Beethoven, vaughan Williams and others reviewed on CD


BEETHOVEN MISSA SOLEMNIS: Freiburger Barockorchester / Jacobs ★★★

Since converting from counter-tenor to conductor Renè Jacobs has always courted controversy. His recordings can be refreshing, insightful, idiosyncratic and annoyingly wilful – usually a mixture of all these attributes. This original-instrument performance is brisk (72 minutes), bright and devoid of any old-style (i.e. mid twentieth century) gestures hinting at grandeur or gravity. Beethoven's great theistic-humanist musical mansion has been thoroughly de-cluttered. The excellent orchestra's playing is pin-sharp and the hard-stick timpani rattle menacingly if occasionally excessively. The vocal quartet Polina Pastirchak (soprano) Sophia Harmsen (mezzo) Steve Davislim (tenor) Johannes Weisser (bass) are first rate and Jacobs balances the orchestra so that they are seldom strained.
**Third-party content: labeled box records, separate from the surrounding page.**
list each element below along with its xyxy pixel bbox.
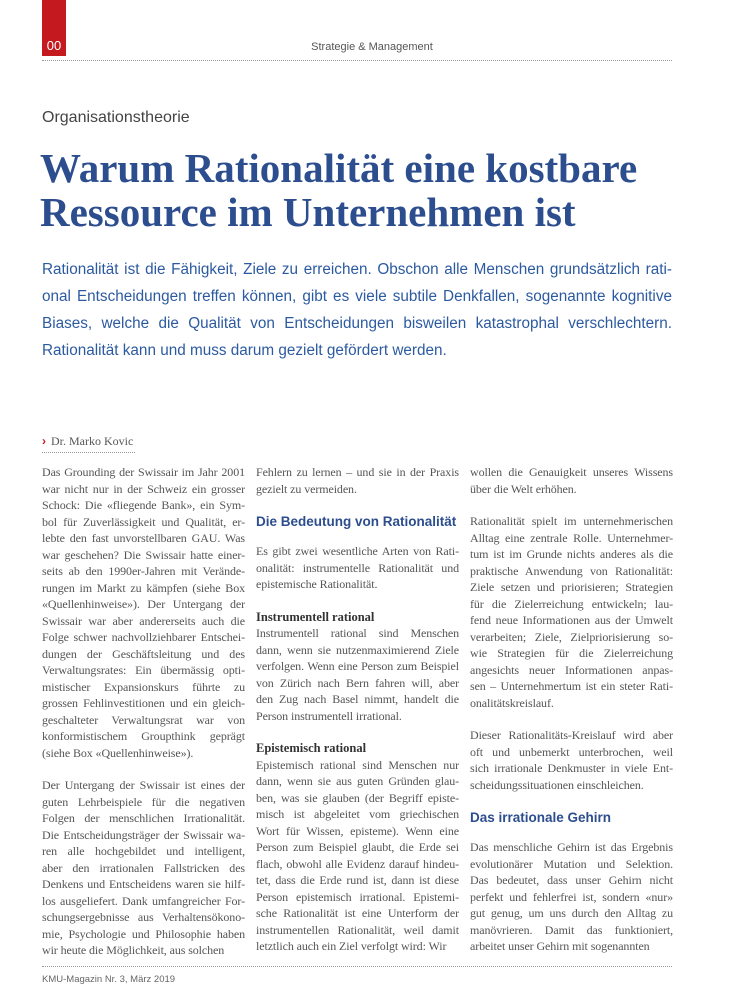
text-line: guten Lehrbeispiele für die negativen	[42, 794, 245, 809]
text-line: onalität: instrumentelle Rationalität und	[256, 560, 459, 575]
text-line: Die Entscheidungsträger der Swissair wa-	[42, 827, 245, 842]
text-line: epistemische Rationalität.	[256, 577, 378, 591]
body-paragraph	[256, 464, 459, 497]
text-line: war geschehen? Die Swissair hatte einer-	[42, 547, 245, 562]
text-line: evolutionärer Mutation und Selektion.	[470, 856, 673, 871]
lead-line: Biases, welche die Qualität von Entscheidungen bisweilen katastrophal verschlechtern.	[42, 315, 672, 332]
section-header: Strategie & Management	[311, 41, 433, 53]
text-line: ben, was sie glauben (der Begriff episte-	[256, 790, 459, 805]
text-line: konformistischem Groupthink geprägt	[42, 729, 245, 743]
text-line: dann, wenn sie aus guten Gründen glau-	[256, 774, 459, 788]
text-line: über die Welt erhöhen.	[470, 481, 577, 496]
text-line: Schock: Die «fliegende Bank», ein Sym-	[42, 498, 245, 512]
lead-paragraph	[42, 256, 672, 364]
text-line: wollen die Genauigkeit unseres Wissens	[470, 465, 673, 479]
text-line: gezielt zu vermeiden.	[256, 481, 357, 496]
text-line: tum ist im Grunde nichts anderes als die	[470, 547, 673, 561]
text-line: Der Untergang der Swissair ist eines der	[42, 778, 245, 792]
text-line: Person zum Beispiel glaubt, die Erde sei	[256, 840, 459, 854]
text-line: dann, wenn sie nutzenmaximierend Ziele	[256, 642, 459, 657]
text-line: Alltag eine zentrale Rolle. Unternehmer-	[470, 530, 673, 545]
footer-divider	[42, 966, 672, 967]
text-line: seits ab den 1990er-Jahren mit Verände-	[42, 564, 245, 578]
text-line: aber den irrationalen Fallstricken des	[42, 860, 245, 875]
text-line: dungen der Geschäftsleitung und des	[42, 646, 245, 661]
lead-line: onal Entscheidungen treffen können, gibt es viele subtile Denkfallen, sogenannte kognitive	[42, 288, 672, 305]
lead-line: Rationalität ist die Fähigkeit, Ziele zu erreichen. Obschon alle Menschen grundsätzlich rati-	[42, 261, 672, 278]
text-line: mistischer Expansionskurs führte zu	[42, 679, 245, 694]
text-line: Swissair war aber andererseits auch die	[42, 613, 245, 628]
text-line: praktische Anwendung von Rationalität:	[470, 563, 673, 578]
text-line: perfekt und fehlerfrei ist, sondern «nur»	[470, 889, 673, 904]
text-line: Epistemisch rational sind Menschen nur	[256, 757, 459, 772]
text-line: letztlich auch ein Ziel verfolgt wird: Wir	[256, 939, 447, 953]
text-line: scheidungssituationen einschleichen.	[470, 777, 644, 792]
text-line: los ausgeliefert. Dank umfangreicher For-	[42, 893, 245, 908]
lead-line: Rationalität kann und muss darum gezielt gefördert werden.	[42, 342, 447, 359]
text-line: schungsergebnisse aus Verhaltensökono-	[42, 910, 245, 924]
text-line: sich irrationale Denkmuster in viele Ent-	[470, 761, 673, 775]
title-line: Warum Rationalität eine kostbare	[40, 145, 638, 191]
text-line: Denkens und Entscheidens waren sie hilf-	[42, 877, 245, 891]
author-byline	[42, 434, 133, 449]
column-1	[42, 464, 245, 975]
text-line: grossen Fehlinvestitionen und ein gleich-	[42, 696, 245, 710]
text-line: Folgen der menschlichen Irrationalität.	[42, 811, 245, 825]
body-paragraph	[470, 839, 673, 955]
text-line: flach, obwohl alle Evidenz darauf hindeu-	[256, 856, 459, 871]
text-line: rungen im Markt zu kämpfen (siehe Box	[42, 580, 245, 595]
body-paragraph	[470, 464, 673, 497]
text-line: verarbeiten; Ziele, Zielpriorisierung so-	[470, 629, 673, 644]
column-3	[470, 464, 673, 971]
body-paragraph	[256, 625, 459, 724]
text-line: verfolgen. Wenn eine Person zum Beispiel	[256, 659, 459, 673]
text-line: fend neue Informationen aus der Umwelt	[470, 613, 673, 627]
body-paragraph	[42, 777, 245, 959]
header-divider	[42, 60, 672, 61]
subheading: Epistemisch rational	[256, 741, 367, 755]
text-line: Rationalität spielt im unternehmerischen	[470, 514, 673, 528]
text-line: lebte den fast unvorstellbaren GAU. Was	[42, 531, 245, 545]
footer: KMU-Magazin Nr. 3, März 2019	[42, 974, 176, 985]
text-line: misch ist abgeleitet vom griechischen	[256, 807, 459, 821]
text-line: angesichts neuer Informationen anpas-	[470, 662, 673, 677]
text-line: von Zürich nach Bern fahren will, aber	[256, 675, 459, 690]
text-line: Person instrumentell irrational.	[256, 708, 402, 723]
text-line: geschalteter Verwaltungsrat war von	[42, 712, 245, 727]
page-title	[40, 146, 720, 234]
page-number: 00	[46, 38, 62, 53]
body-paragraph	[256, 543, 459, 593]
text-line: oft und unbemerkt unterbrochen, weil	[470, 744, 673, 759]
text-line: Das Grounding der Swissair im Jahr 2001	[42, 465, 245, 479]
text-line: onalitätskreislauf.	[470, 695, 554, 710]
text-line: Das bedeutet, dass unser Gehirn nicht	[470, 873, 673, 887]
text-line: den Zug nach Basel nimmt, handelt die	[256, 692, 459, 706]
title-line: Ressource im Unternehmen ist	[40, 189, 576, 235]
text-line: Instrumentell rational sind Menschen	[256, 626, 459, 640]
text-line: (siehe Box «Quellenhinweise»).	[42, 745, 194, 760]
text-line: für die Zielerreichung entwickeln; lau-	[470, 596, 673, 611]
text-line: Das menschliche Gehirn ist das Ergebnis	[470, 840, 673, 854]
chevron-right-icon: ›	[42, 434, 46, 448]
text-line: wie Strategien für die Zielerreichung	[470, 646, 673, 660]
section-heading: Die Bedeutung von Rationalität	[256, 514, 457, 529]
subheading: Instrumentell rational	[256, 609, 375, 624]
text-line: arbeitet unser Gehirn mit sogenannten	[470, 939, 650, 953]
text-line: mie, Psychologie und Philosophie haben	[42, 926, 245, 941]
text-line: «Quellenhinweise»). Der Untergang der	[42, 597, 245, 611]
author-name: Dr. Marko Kovic	[51, 434, 134, 448]
text-line: Person epistemisch irrational. Epistemi-	[256, 889, 459, 904]
text-line: manövrieren. Damit das funktioniert,	[470, 922, 673, 937]
text-line: tet, dass die Erde rund ist, dann ist diese	[256, 873, 459, 887]
text-line: Verwaltungsrates: Ein übermässig opti-	[42, 663, 245, 677]
kicker: Organisationstheorie	[42, 109, 190, 126]
text-line: Dieser Rationalitäts-Kreislauf wird aber	[470, 728, 673, 742]
text-line: gut genug, um uns durch den Alltag zu	[470, 906, 673, 920]
text-line: Fehlern zu lernen – und sie in der Praxis	[256, 465, 459, 479]
text-line: Folge schwer nachvollziehbarer Entschei-	[42, 630, 245, 644]
text-line: Wort für Wissen, episteme). Wenn eine	[256, 823, 459, 838]
text-line: Es gibt zwei wesentliche Arten von Rati-	[256, 544, 459, 558]
text-line: wir heute die Möglichkeit, aus solchen	[42, 943, 225, 957]
text-line: instrumentellen Rationalität, weil damit	[256, 922, 459, 937]
text-line: Ziele setzen und priorisieren; Strategien	[470, 580, 673, 594]
body-paragraph	[470, 513, 673, 711]
text-line: bol für Zuverlässigkeit und Qualität, er-	[42, 514, 245, 529]
body-paragraph	[470, 727, 673, 793]
text-line: ren alle hochgebildet und intelligent,	[42, 844, 245, 858]
section-heading: Das irrationale Gehirn	[470, 810, 612, 825]
body-paragraph	[42, 464, 245, 761]
body-paragraph	[256, 757, 459, 955]
text-line: sen – Unternehmertum ist ein steter Rati-	[470, 679, 673, 693]
text-line: sche Rationalität ist eine Unterform der	[256, 906, 459, 920]
text-line: war nicht nur in der Schweiz ein grosser	[42, 481, 245, 496]
column-2	[256, 464, 459, 971]
author-divider	[42, 452, 135, 453]
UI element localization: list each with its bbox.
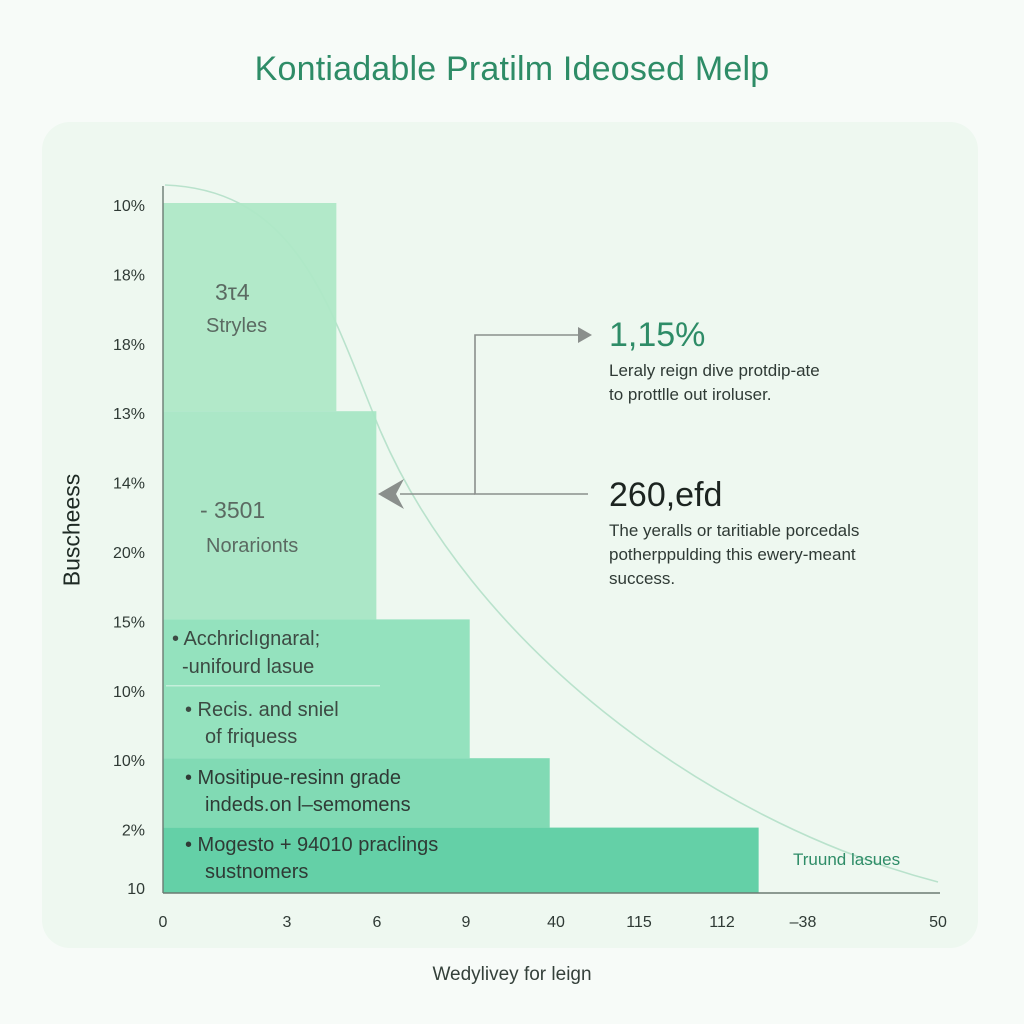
y-tick-label: 13% <box>112 406 145 424</box>
x-axis-label: Wedylivey for leign <box>432 964 592 985</box>
annotation-2-line-1: The yeralls or taritiable porcedals <box>609 521 860 540</box>
bar-3-label-3: • Recis. and sniel <box>185 699 339 721</box>
callout-arrowhead-right <box>578 327 592 343</box>
annotation-1-text <box>609 359 820 407</box>
annotation-2-value: 260,efd <box>609 476 723 514</box>
bar-1 <box>163 203 336 411</box>
bar-1-label-2: Stryles <box>206 315 268 337</box>
x-tick-label: 40 <box>547 914 565 931</box>
bar-5-label-1: • Mogesto + 94010 praclings <box>185 834 439 856</box>
x-tick-label: 112 <box>709 914 735 931</box>
y-tick-label: 14% <box>112 475 145 493</box>
bar-2-label-2: Norarionts <box>206 535 299 557</box>
annotation-2-text <box>609 519 859 591</box>
y-tick-label: 10% <box>112 753 145 771</box>
bar-3-label-4: of friquess <box>205 726 298 748</box>
y-tick-label: 20% <box>112 545 145 562</box>
bar-2-label-1: - 3501 <box>200 497 266 523</box>
x-tick-label: –38 <box>789 914 817 931</box>
bar-4-label-1: • Mositipue-resinn grade <box>185 767 401 789</box>
x-tick-label: 50 <box>929 914 947 931</box>
bar-4-label-2: indeds.on l–semomens <box>205 794 411 816</box>
chart-title: Kontiadable Pratilm Ideosed Melp <box>254 50 770 88</box>
y-axis-label: Buscheess <box>58 473 85 587</box>
bar-5-label-2: sustnomers <box>205 861 309 883</box>
x-tick-label: 6 <box>372 914 382 931</box>
annotation-1-line-2: to prottlle out iroluser. <box>609 385 772 404</box>
y-tick-label: 2% <box>121 822 145 840</box>
curve-legend-label: Truund lasues <box>793 850 901 869</box>
annotation-1-value: 1,15% <box>609 316 706 354</box>
callout-connector-line <box>475 335 588 494</box>
x-tick-label: 9 <box>461 914 471 931</box>
y-tick-label: 18% <box>112 267 145 285</box>
y-tick-label: 10 <box>127 881 145 898</box>
y-tick-label: 15% <box>112 614 145 632</box>
x-tick-label: 0 <box>158 914 168 931</box>
y-tick-label: 18% <box>112 336 145 354</box>
x-tick-label: 115 <box>626 914 652 931</box>
annotation-2-line-3: success. <box>609 569 676 588</box>
bar-2 <box>163 411 376 619</box>
annotation-2-line-2: potherppulding this ewery-meant <box>609 545 856 564</box>
annotation-1-line-1: Leraly reign dive protdip-ate <box>609 361 820 380</box>
y-tick-label: 10% <box>112 198 145 215</box>
x-tick-label: 3 <box>282 914 292 931</box>
bar-1-label-1: 3τ4 <box>215 279 250 305</box>
y-tick-label: 10% <box>112 683 145 701</box>
bar-3-label-1: • Acchriclıgnaral; <box>172 628 321 650</box>
bar-3-label-2: -unifourd lasue <box>182 656 315 678</box>
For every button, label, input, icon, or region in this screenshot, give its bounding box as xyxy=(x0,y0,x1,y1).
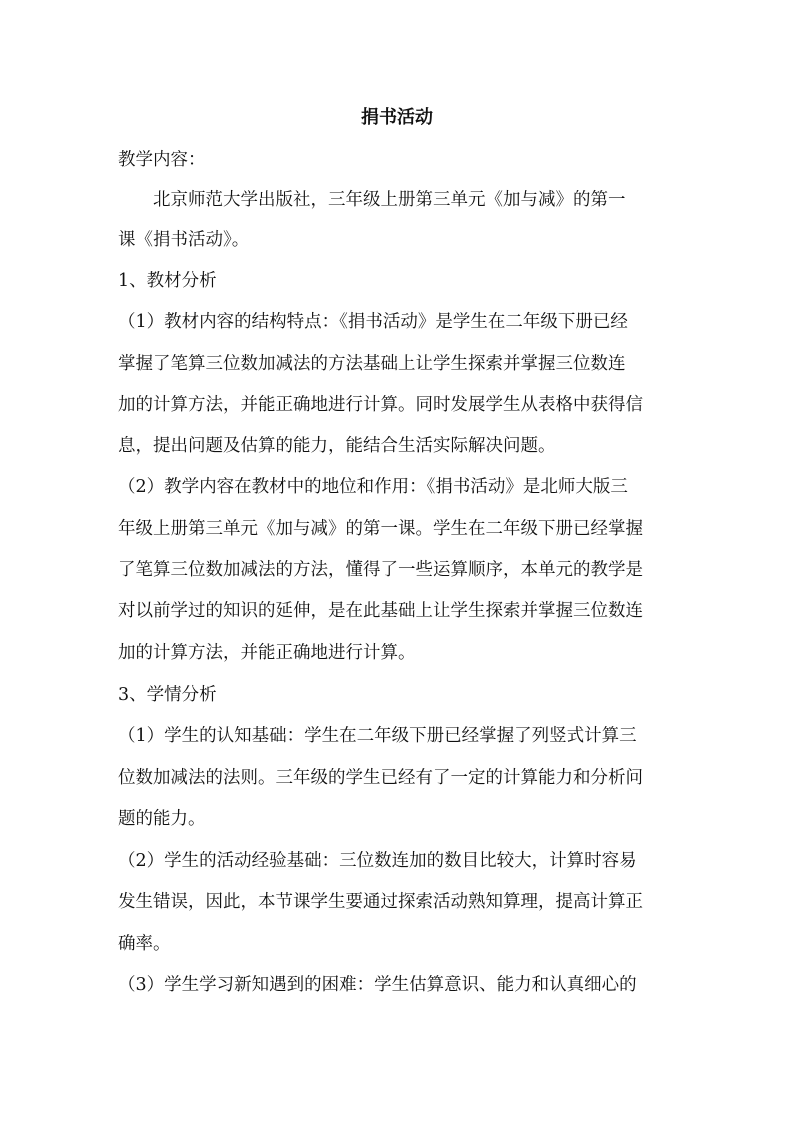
paragraph-line: 年级上册第三单元《加与减》的第一课。学生在二年级下册已经掌握 xyxy=(118,519,643,539)
paragraph-line: （1）教材内容的结构特点：《捐书活动》是学生在二年级下册已经 xyxy=(118,312,628,332)
paragraph-line: 题的能力。 xyxy=(118,809,206,829)
paragraph-line: （3）学生学习新知遇到的困难：学生估算意识、能力和认真细心的 xyxy=(118,975,637,995)
paragraph-line: 了笔算三位数加减法的方法，懂得了一些运算顺序，本单元的教学是 xyxy=(118,560,643,580)
paragraph-line: 确率。 xyxy=(118,934,171,954)
paragraph-line: 发生错误，因此，本节课学生要通过探索活动熟知算理，提高计算正 xyxy=(118,892,643,912)
section-heading-learner-analysis: 3、学情分析 xyxy=(118,685,217,705)
paragraph-line: （1）学生的认知基础：学生在二年级下册已经掌握了列竖式计算三 xyxy=(118,726,637,746)
paragraph-line: （2）教学内容在教材中的地位和作用：《捐书活动》是北师大版三 xyxy=(118,477,628,497)
section-heading-teaching-content: 教学内容： xyxy=(118,150,206,170)
paragraph-line: 对以前学过的知识的延伸，是在此基础上让学生探索并掌握三位数连 xyxy=(118,601,643,621)
paragraph-line: （2）学生的活动经验基础：三位数连加的数目比较大，计算时容易 xyxy=(118,851,637,871)
paragraph-line: 加的计算方法，并能正确地进行计算。 xyxy=(118,643,416,663)
paragraph-line: 北京师范大学出版社，三年级上册第三单元《加与减》的第一 xyxy=(118,190,626,210)
paragraph-line: 息，提出问题及估算的能力，能结合生活实际解决问题。 xyxy=(118,436,556,456)
paragraph-line: 课《捐书活动》。 xyxy=(118,230,250,250)
paragraph-line: 掌握了笔算三位数加减法的方法基础上让学生探索并掌握三位数连 xyxy=(118,354,626,374)
paragraph-line: 位数加减法的法则。三年级的学生已经有了一定的计算能力和分析问 xyxy=(118,768,643,788)
section-heading-textbook-analysis: 1、教材分析 xyxy=(118,271,217,291)
paragraph-line: 加的计算方法，并能正确地进行计算。同时发展学生从表格中获得信 xyxy=(118,395,643,415)
document-title: 捐书活动 xyxy=(361,107,433,128)
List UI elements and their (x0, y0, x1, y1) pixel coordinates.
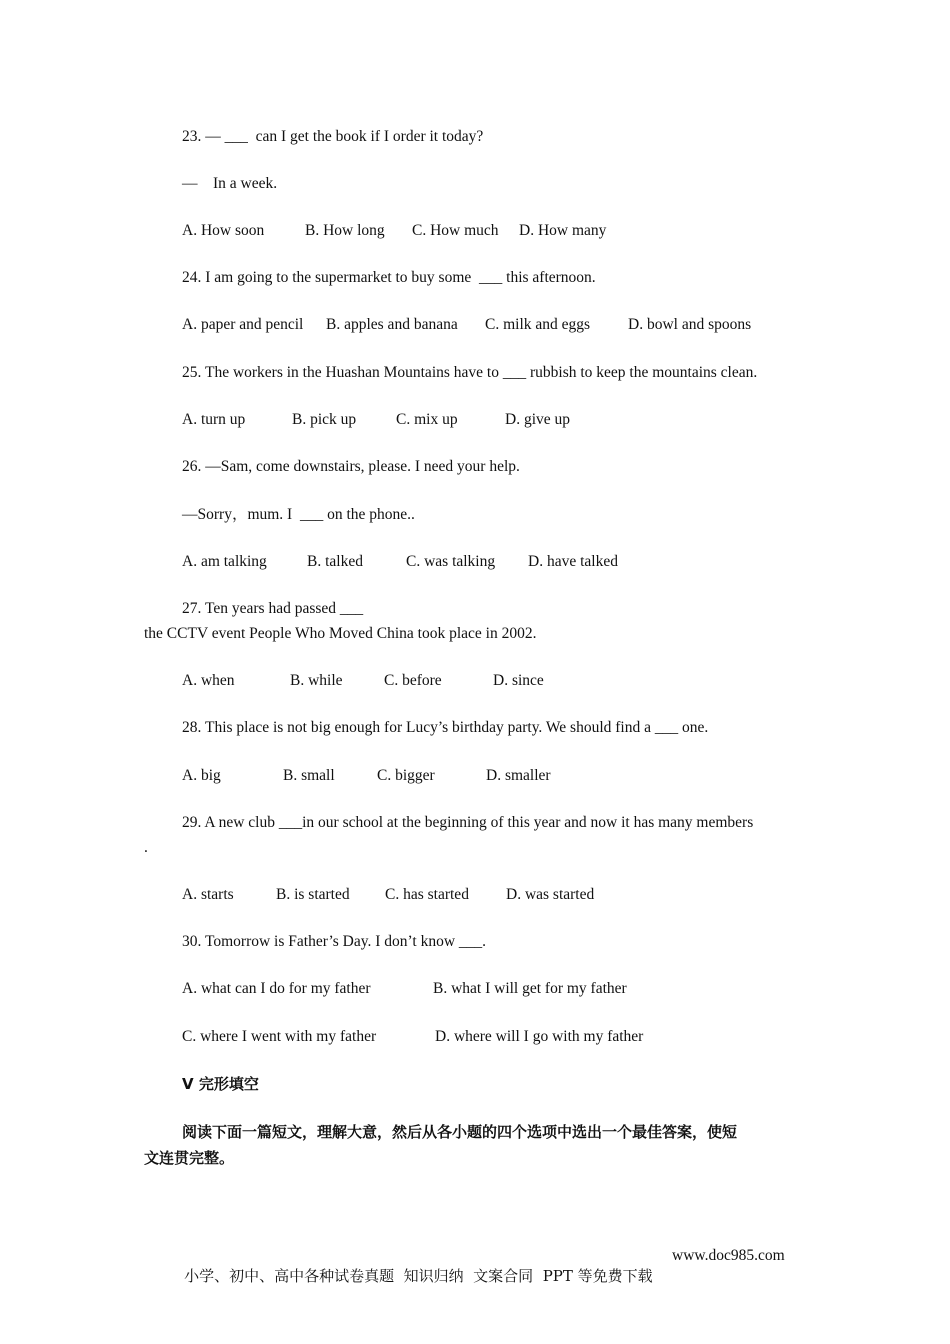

If you enjoy the Gardiner-style slimmed down approach there's much to enjoy here. Tastes differ and I find Jacobs' musical edifice is a neat bungalow to the baroque cathedral of, for example, Levine's magisterial live Salzburg Festival recording with its unmatched quartet of stellar soloists.

Norman Stinchcombe

PROUD SONGSTERS – English Solo Songs ★★★★

Apart from the origin of the songs, all nineteen are English, the disc's underlying theme is the origin of the singers. Not their nationalities – there's a Canadian and an American – but their alma mater. The nine are all alumni of The Choir of King's College, Cambridge, here recorded in the more intimate acoustic of All saint's Church, East Finchley with Simon Lepper the ever alert and sensitive pianist. The songs include old favourites from Vaughan Williams (b.1872) to contemporary composers like Iain Bell (b.1980) all chosen by the singers themselves. Listeners will find their own highlights but mine include baritone Gerald Finley in Vaughan Williams Silent Noon, smooth, elegant but never bland, and tenor Andrew Staples' alternately passionate and desolate in Britten's Since she whom I loved from John Donne's Holy Sonnets. All voice types are here and styles too – try counter-tenor Lawrence Zazzo's tour-de-force in Bell's Feste (Come away death).

Norman Stinchcombe

ENTENTE MUSICALE: Howick / Callaghan ★★★

The Entente Cordiale has disappeared with Brexit and bureaucracy but this delightful and generous 80-minute disc shows that music knows no boundaries. Clare Howick (violin) and Simon Callaghan (piano) have put together an enjoyable programme of English and French music. I've heard more delicately-shaded performances of Debussy's Violin Sonata in G minor, the central movement needed more of the composer's specified lightness and fantasy, but the lively finale goes with a swing. John Ireland's Violin Sonata in D minor finds Howick and Callaghan at their best both in the lovely central Romance and the concluding Rondo played as very nimbly and lithely (sciolto assai) as one could wish for. The Sonata in B major of Delius, more at home in France than his native Yorkshire, is energetically despatched and the duo's stylishly played lollipops, including Heifetz's arrangements of Bax's colourful Mediterranean and Ravel's Habanera, will please all but chronic miserabilists.

Norman Stinchcombe

VAUGHAN WILLIAMS: London Symphony Orchestra / Pappano ★★★★

Antonio Pappano will succeed his fellow knight Simon Rattle as the LSO's chief conductor in 2024 and, if this disc is indicative, Barbican audiences and listeners of the orchestra's live recordings are in for exciting times. Vaughan Williams' fourth symphony has been one of Pappano's personal passions – "it's bewildering audacity knocked me me off my feet when I first heard it," he says. This recording foregrounds the fourth's anger, dynamism and almost malicious bite. Pappano tears into the opening Allegro making Andrew Davis's BBC Symphony Orchestra recording (Warner Classics) sound pedestrian and the concluding Hindemith-style fugato has never sounded so mordant with ferocious attack from the players. The sixth probably worked well in concert but Pappano's very broad approach, especially in the concluding Epilogue, has more languor than mystery, a quality which Davis, aided by the spacious acoustic of St Augustine's Church, Kilburn, captures perfectly. Pappano's fourth though is special.